The chiselled rogue turns in a touching and likable performance as Joe, the sportswriter struggling to move on from his grief while he adopts a "no rules-no punishment-no responsibility" style of child-rearing to bring up six-year-old Artie (Nicholas McAnulty) and teenage son Harry (George MacKay) from a previous marriage.
Like director Scott Hicks' other movies (Shine and Snow Falling on Cedars), the cinematography is drenched with beautiful, sun-kissed vistas.
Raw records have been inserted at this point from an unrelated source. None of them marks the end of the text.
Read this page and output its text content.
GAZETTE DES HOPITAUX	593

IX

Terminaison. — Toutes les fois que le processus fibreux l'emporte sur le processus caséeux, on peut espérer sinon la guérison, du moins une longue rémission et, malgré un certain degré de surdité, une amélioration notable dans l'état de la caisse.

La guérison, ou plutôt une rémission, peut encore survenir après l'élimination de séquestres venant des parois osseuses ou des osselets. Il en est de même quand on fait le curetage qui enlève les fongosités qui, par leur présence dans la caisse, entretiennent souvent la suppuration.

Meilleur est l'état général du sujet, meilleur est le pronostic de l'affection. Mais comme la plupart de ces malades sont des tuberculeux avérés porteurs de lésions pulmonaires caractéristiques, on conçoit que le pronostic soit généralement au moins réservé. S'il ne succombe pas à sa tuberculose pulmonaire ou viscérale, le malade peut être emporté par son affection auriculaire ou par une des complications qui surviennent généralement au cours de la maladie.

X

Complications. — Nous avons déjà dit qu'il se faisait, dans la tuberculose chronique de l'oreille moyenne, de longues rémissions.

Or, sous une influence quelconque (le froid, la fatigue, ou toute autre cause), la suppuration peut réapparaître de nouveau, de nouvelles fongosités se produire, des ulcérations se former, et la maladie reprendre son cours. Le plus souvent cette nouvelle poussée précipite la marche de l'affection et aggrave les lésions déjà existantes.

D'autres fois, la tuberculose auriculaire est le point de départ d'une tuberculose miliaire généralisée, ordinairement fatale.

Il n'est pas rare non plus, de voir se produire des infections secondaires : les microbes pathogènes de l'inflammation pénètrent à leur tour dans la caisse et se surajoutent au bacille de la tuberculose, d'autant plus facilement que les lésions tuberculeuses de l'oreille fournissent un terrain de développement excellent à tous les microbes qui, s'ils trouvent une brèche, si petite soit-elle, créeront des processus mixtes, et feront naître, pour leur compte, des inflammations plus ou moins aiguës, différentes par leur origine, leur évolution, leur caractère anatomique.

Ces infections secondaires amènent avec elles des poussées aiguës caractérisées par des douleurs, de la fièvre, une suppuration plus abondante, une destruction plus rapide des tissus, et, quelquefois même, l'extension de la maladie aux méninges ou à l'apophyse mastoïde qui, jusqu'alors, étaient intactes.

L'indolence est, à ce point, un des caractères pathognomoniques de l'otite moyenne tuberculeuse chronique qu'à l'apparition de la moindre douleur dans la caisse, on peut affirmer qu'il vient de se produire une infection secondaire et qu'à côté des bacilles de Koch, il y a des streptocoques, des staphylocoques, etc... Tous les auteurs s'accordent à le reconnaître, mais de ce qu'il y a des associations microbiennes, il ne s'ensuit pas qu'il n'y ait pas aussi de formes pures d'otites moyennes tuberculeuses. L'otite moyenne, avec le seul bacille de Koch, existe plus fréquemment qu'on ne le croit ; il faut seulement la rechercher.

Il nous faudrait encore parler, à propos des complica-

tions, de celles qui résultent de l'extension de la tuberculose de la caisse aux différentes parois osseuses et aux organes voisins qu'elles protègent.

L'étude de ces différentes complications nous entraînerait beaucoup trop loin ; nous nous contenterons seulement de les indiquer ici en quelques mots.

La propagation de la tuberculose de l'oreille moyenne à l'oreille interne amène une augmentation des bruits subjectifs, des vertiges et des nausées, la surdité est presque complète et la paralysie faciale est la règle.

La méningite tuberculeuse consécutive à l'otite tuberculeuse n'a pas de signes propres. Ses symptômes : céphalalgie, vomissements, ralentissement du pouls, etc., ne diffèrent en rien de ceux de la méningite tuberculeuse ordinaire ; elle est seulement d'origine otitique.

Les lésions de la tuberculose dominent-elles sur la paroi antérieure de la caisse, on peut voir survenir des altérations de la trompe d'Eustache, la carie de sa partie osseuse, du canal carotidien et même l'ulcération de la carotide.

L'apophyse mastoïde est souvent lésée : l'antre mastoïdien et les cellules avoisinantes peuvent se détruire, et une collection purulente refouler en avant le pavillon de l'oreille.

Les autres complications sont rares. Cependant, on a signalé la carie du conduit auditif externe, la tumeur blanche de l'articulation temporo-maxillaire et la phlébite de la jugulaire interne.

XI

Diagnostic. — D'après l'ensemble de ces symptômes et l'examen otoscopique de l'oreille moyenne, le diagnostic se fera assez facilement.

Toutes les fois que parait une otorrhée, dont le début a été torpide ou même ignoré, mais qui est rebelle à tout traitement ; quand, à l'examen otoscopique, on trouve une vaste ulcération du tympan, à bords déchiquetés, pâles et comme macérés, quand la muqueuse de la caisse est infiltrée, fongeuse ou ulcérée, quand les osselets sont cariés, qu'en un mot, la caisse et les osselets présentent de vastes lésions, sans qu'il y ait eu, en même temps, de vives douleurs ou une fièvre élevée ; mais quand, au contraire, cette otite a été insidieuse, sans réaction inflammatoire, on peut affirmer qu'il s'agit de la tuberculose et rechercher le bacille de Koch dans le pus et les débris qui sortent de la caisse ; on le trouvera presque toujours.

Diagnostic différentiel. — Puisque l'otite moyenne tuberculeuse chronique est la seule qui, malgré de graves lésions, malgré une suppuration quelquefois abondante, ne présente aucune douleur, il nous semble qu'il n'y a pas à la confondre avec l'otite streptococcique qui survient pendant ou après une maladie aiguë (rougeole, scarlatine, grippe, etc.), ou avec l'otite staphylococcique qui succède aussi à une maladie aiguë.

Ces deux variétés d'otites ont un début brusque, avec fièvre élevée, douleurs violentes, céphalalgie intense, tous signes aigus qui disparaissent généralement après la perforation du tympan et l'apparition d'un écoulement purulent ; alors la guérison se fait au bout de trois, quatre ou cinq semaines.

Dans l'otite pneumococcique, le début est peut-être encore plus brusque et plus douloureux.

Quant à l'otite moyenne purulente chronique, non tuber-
However, as hard as he tries to seamlessly blend pathos with realism, he occasionally veers into a potentially mushy set-up when he shamelessly sets Joe chatting regularly with his dead wife.
Thankfully, the strong performances all round, along with balance of humanity, humour and despair keep the film from being cloying.
The children's performances are particularly impressive, with instinctive naturalism without the usual over-saccharine cuteness.
Inspired by a memoir by Simon Carr, the plot actually follows a incredibly routine outline. But it saves itself from falling into the Too Predictably Obvious category with a neat screenplay that straddles that fine line between over-sentimentality and nuanced sensitivity.
This is one-man tearjerker that somehow never makes you feel like you've been manipulated to cry, and that my boys, is saying a lot.